Des mois de travaux; des dizaines de discussions, en conclave ou dans le cadre de tête-à-tête ministériels; des interventions parlementaires poussant à la roue; des partis - unanimes - invitant le gouvernement à aller de l'avant. Rien n'y aura fait. La réforme des départements fédéraux, entamée sous la présidence de Moritz Leuenberger en 2006, poursuivie bon gré, mal gré sous l'égide de Micheline Calmy-Rey, a définitivement échoué mercredi, au terme d'une énième séance, sous le «règne» de Pascal Couchepin.

Personne n'y gagne, personne n'y perd. En tout cas, à court terme, parmi les ministres.
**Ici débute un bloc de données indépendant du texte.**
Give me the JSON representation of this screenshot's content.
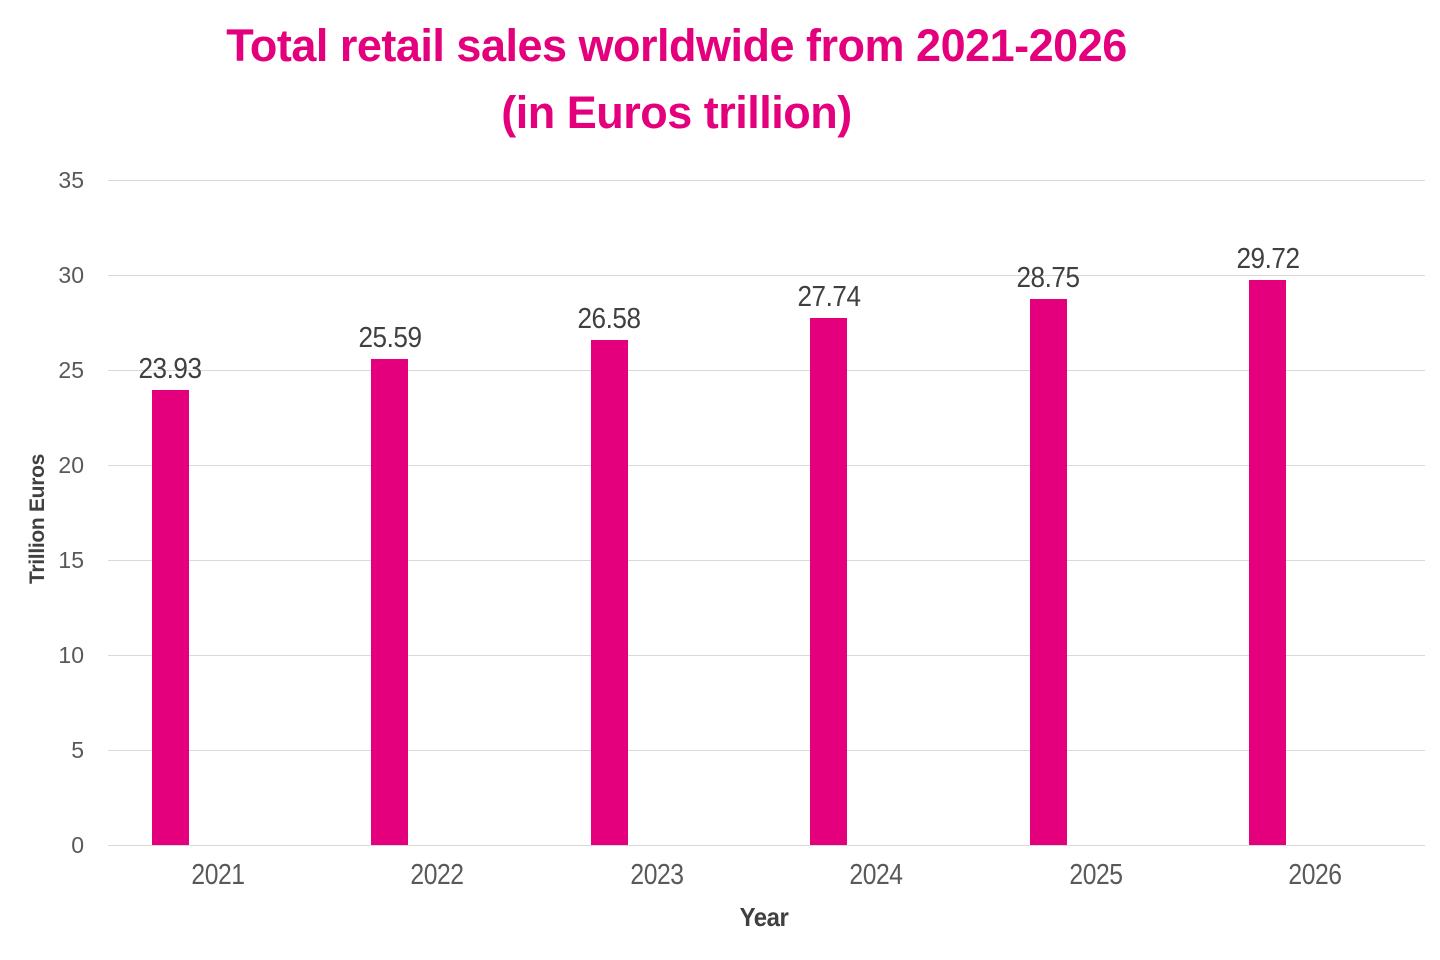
{
  "title": {
    "line1": "Total retail sales worldwide from 2021-2026",
    "line2": "(in Euros trillion)"
  },
  "chart_data": {
    "type": "bar",
    "title": "Total retail sales worldwide from 2021-2026 (in Euros trillion)",
    "categories": [
      "2021",
      "2022",
      "2023",
      "2024",
      "2025",
      "2026"
    ],
    "values": [
      23.93,
      25.59,
      26.58,
      27.74,
      28.75,
      29.72
    ],
    "data_labels": [
      "23.93",
      "25.59",
      "26.58",
      "27.74",
      "28.75",
      "29.72"
    ],
    "xlabel": "Year",
    "ylabel": "Trillion Euros",
    "ylim": [
      0,
      35
    ],
    "yticks": [
      0,
      5,
      10,
      15,
      20,
      25,
      30,
      35
    ],
    "grid": true,
    "legend": false,
    "bar_color": "#E4007C"
  },
  "colors": {
    "accent": "#E4007C",
    "title_text": "#E4007C",
    "tick_label": "#595959",
    "axis_title": "#404040",
    "value_label": "#404040",
    "gridline": "#D9D9D9",
    "background": "#FFFFFF"
  }
}
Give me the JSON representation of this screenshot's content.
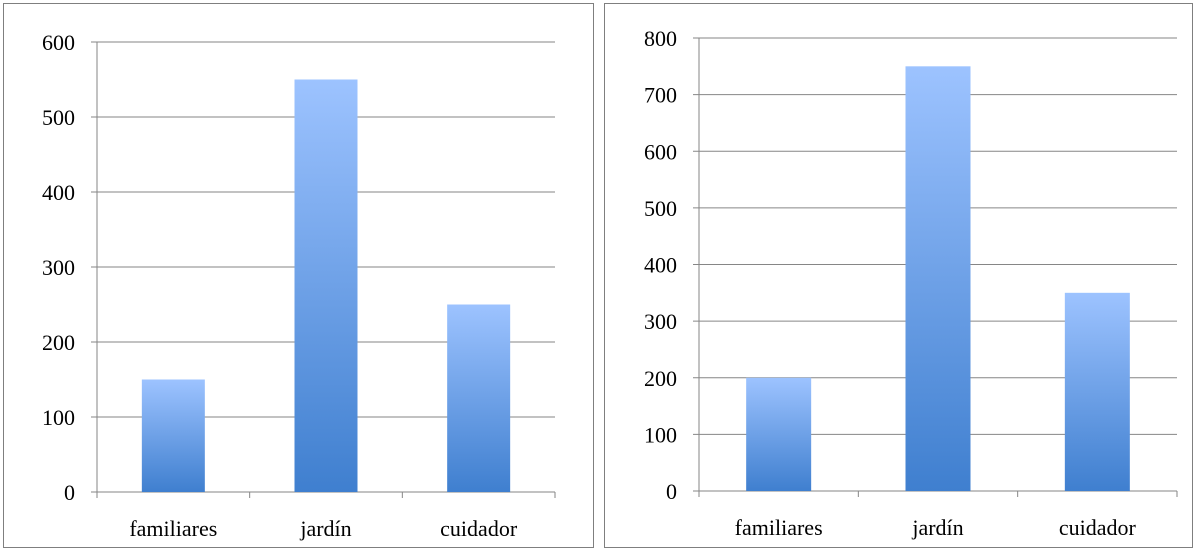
{
  "chart_data": [
    {
      "type": "bar",
      "categories": [
        "familiares",
        "jardín",
        "cuidador"
      ],
      "values": [
        150,
        550,
        250
      ],
      "ylim": [
        0,
        600
      ],
      "yticks": [
        0,
        100,
        200,
        300,
        400,
        500,
        600
      ],
      "grid": true,
      "legend": "none",
      "title": "",
      "xlabel": "",
      "ylabel": ""
    },
    {
      "type": "bar",
      "categories": [
        "familiares",
        "jardín",
        "cuidador"
      ],
      "values": [
        200,
        750,
        350
      ],
      "ylim": [
        0,
        800
      ],
      "yticks": [
        0,
        100,
        200,
        300,
        400,
        500,
        600,
        700,
        800
      ],
      "grid": true,
      "legend": "none",
      "title": "",
      "xlabel": "",
      "ylabel": ""
    }
  ],
  "colors": {
    "bar_top": "#9dc3ff",
    "bar_bottom": "#3f7fcf",
    "gridline": "#868686"
  }
}
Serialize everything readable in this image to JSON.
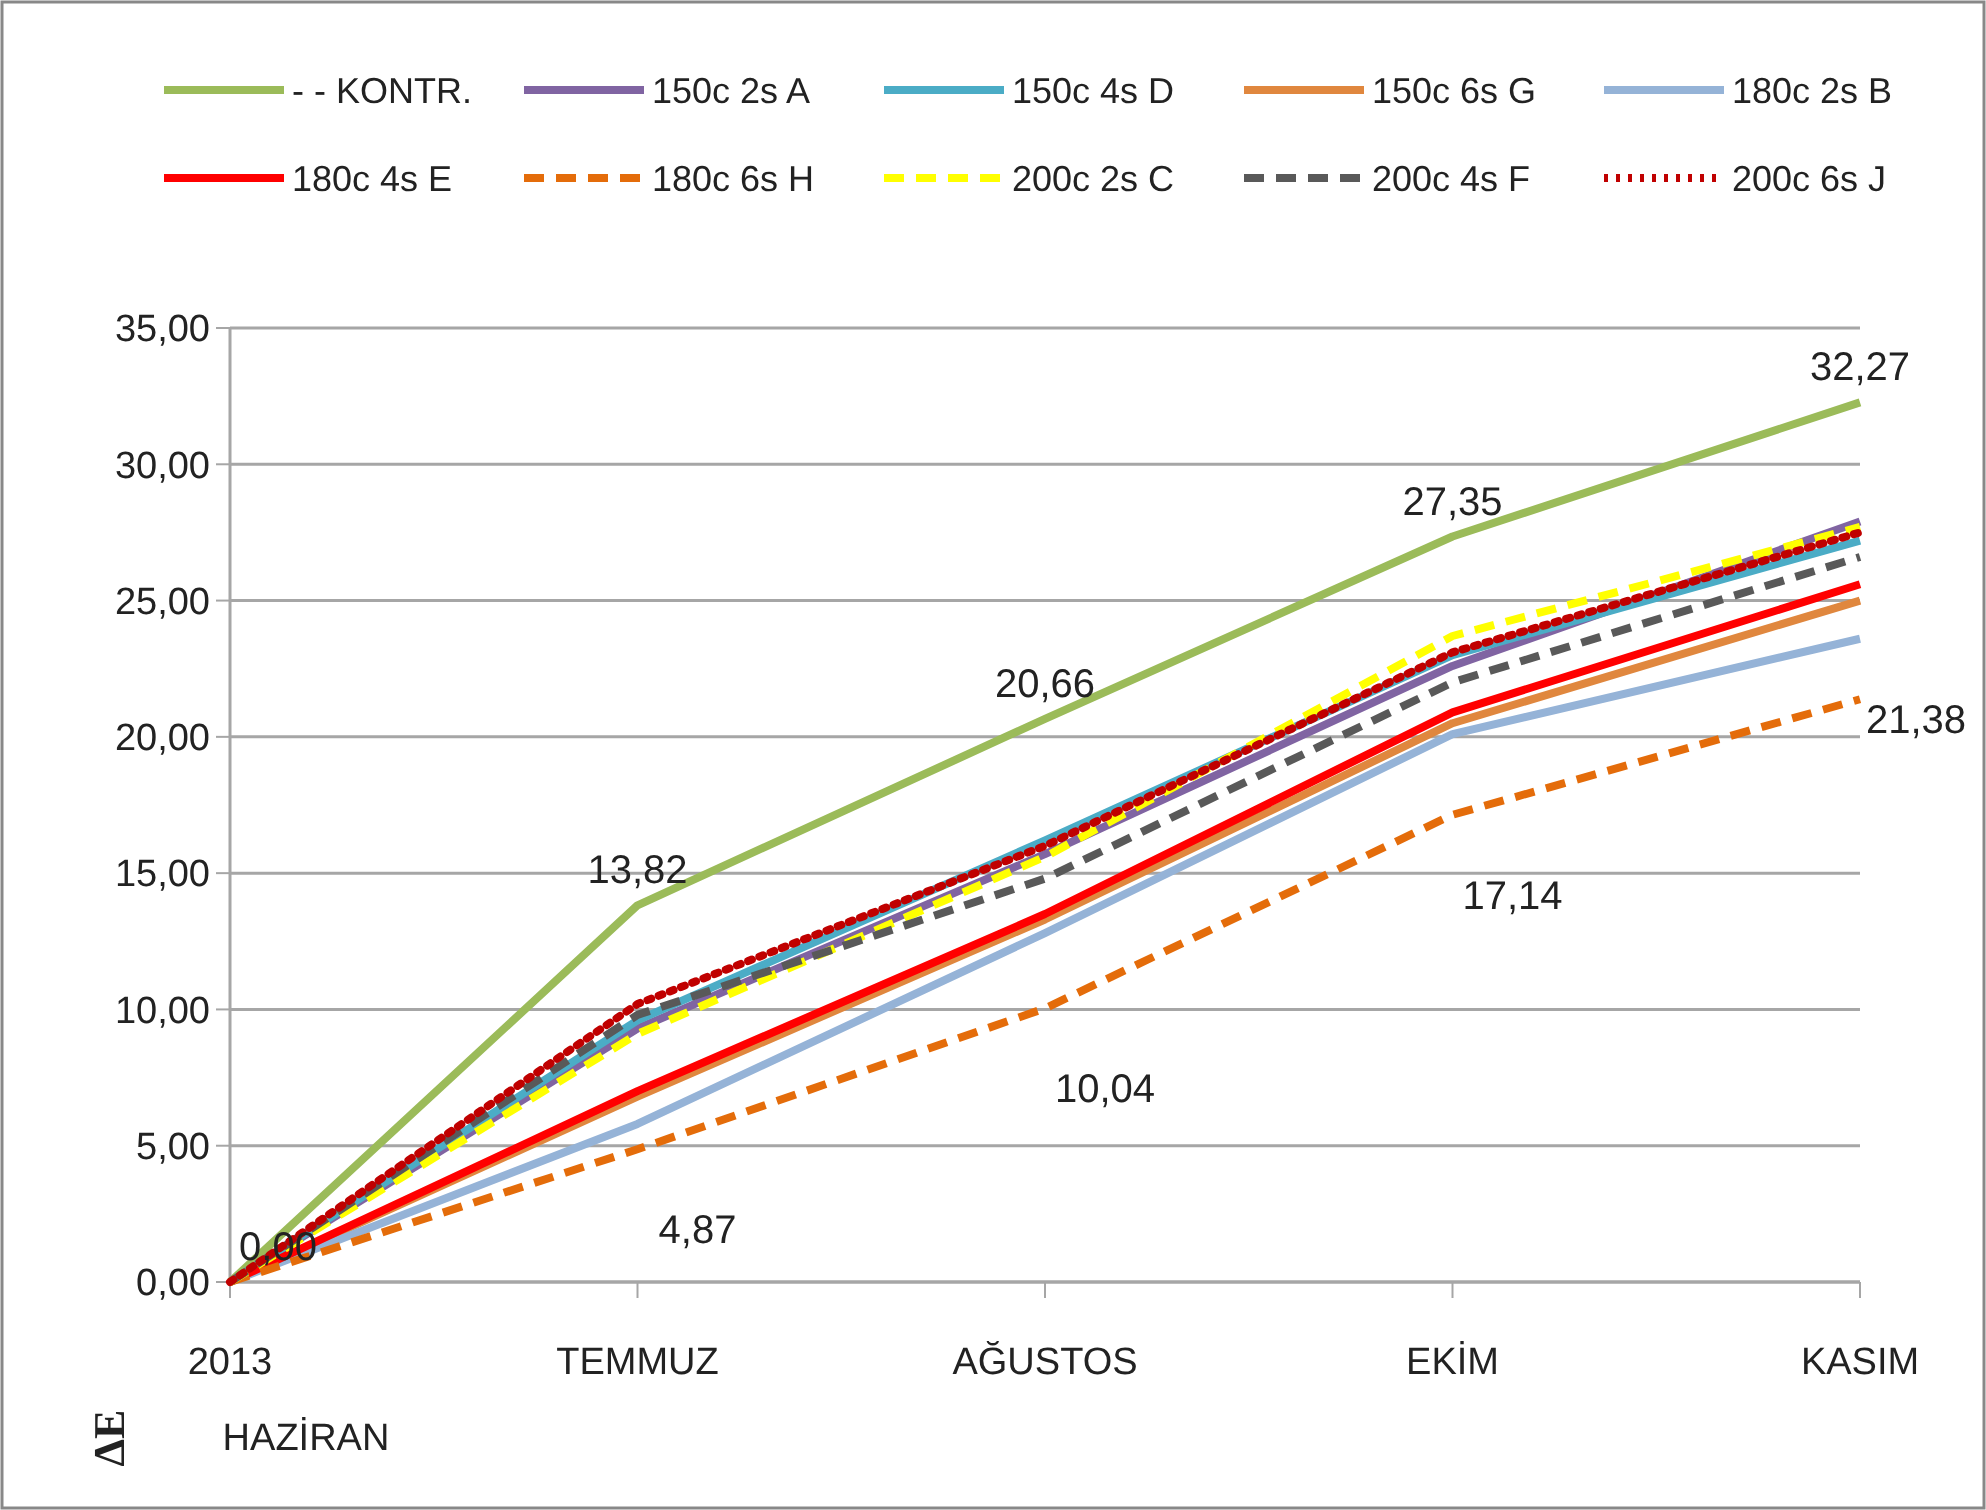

Pascal Couchepin s'était fixé pour objectif premier de ne pas transmettre la «patate chaude» à son successeur. Il aura au moins rempli cet engagement-là...

Les interventions parlementaires qui réclamaient une réforme portant avant tout sur deux points essentiels, outre la fusion des organismes d'aide au développement et à la coopération, scindées entre le Département de l'économie de Doris Leuthard et celui des Affaires étrangères de Micheline Calmy-Rey, laissent entendre le contraire. Ces interventions réclamaient en premier lieu le regroupement de la formation et de la recherche - domaine aujourd'hui partagé entre l'Intérieur de Pascal Couchepin et l'Economie. Une telle démarche, plaidaient les élus, s'inscrirait dans une cohérence institutionnelle, permettrait à la Suisse de faire face à la concurrence internationale et, enfin, donnerait du poids à un interlocuteur fédéral unique, face à des cantons qui concentrent entre leurs mains l'essentiel des compétences en la matière. Enfin, la concentration allait dans le sens de la volonté d'harmonisation exprimée par le peuple, qui a accepté en 2006 l'article constitutionnel sur la formation.

Incompréhension totale

Deuxièmement, le parlement a indirectement exprimé sa volonté d'assister à la création d'un Département de la sécurité, à partir d'un plaidoyer de la commission compétente qui avait souligné la pertinence d'un regroupement des services de renseignement civil et militaire. Au final, seul cet objectif minimal sera rempli.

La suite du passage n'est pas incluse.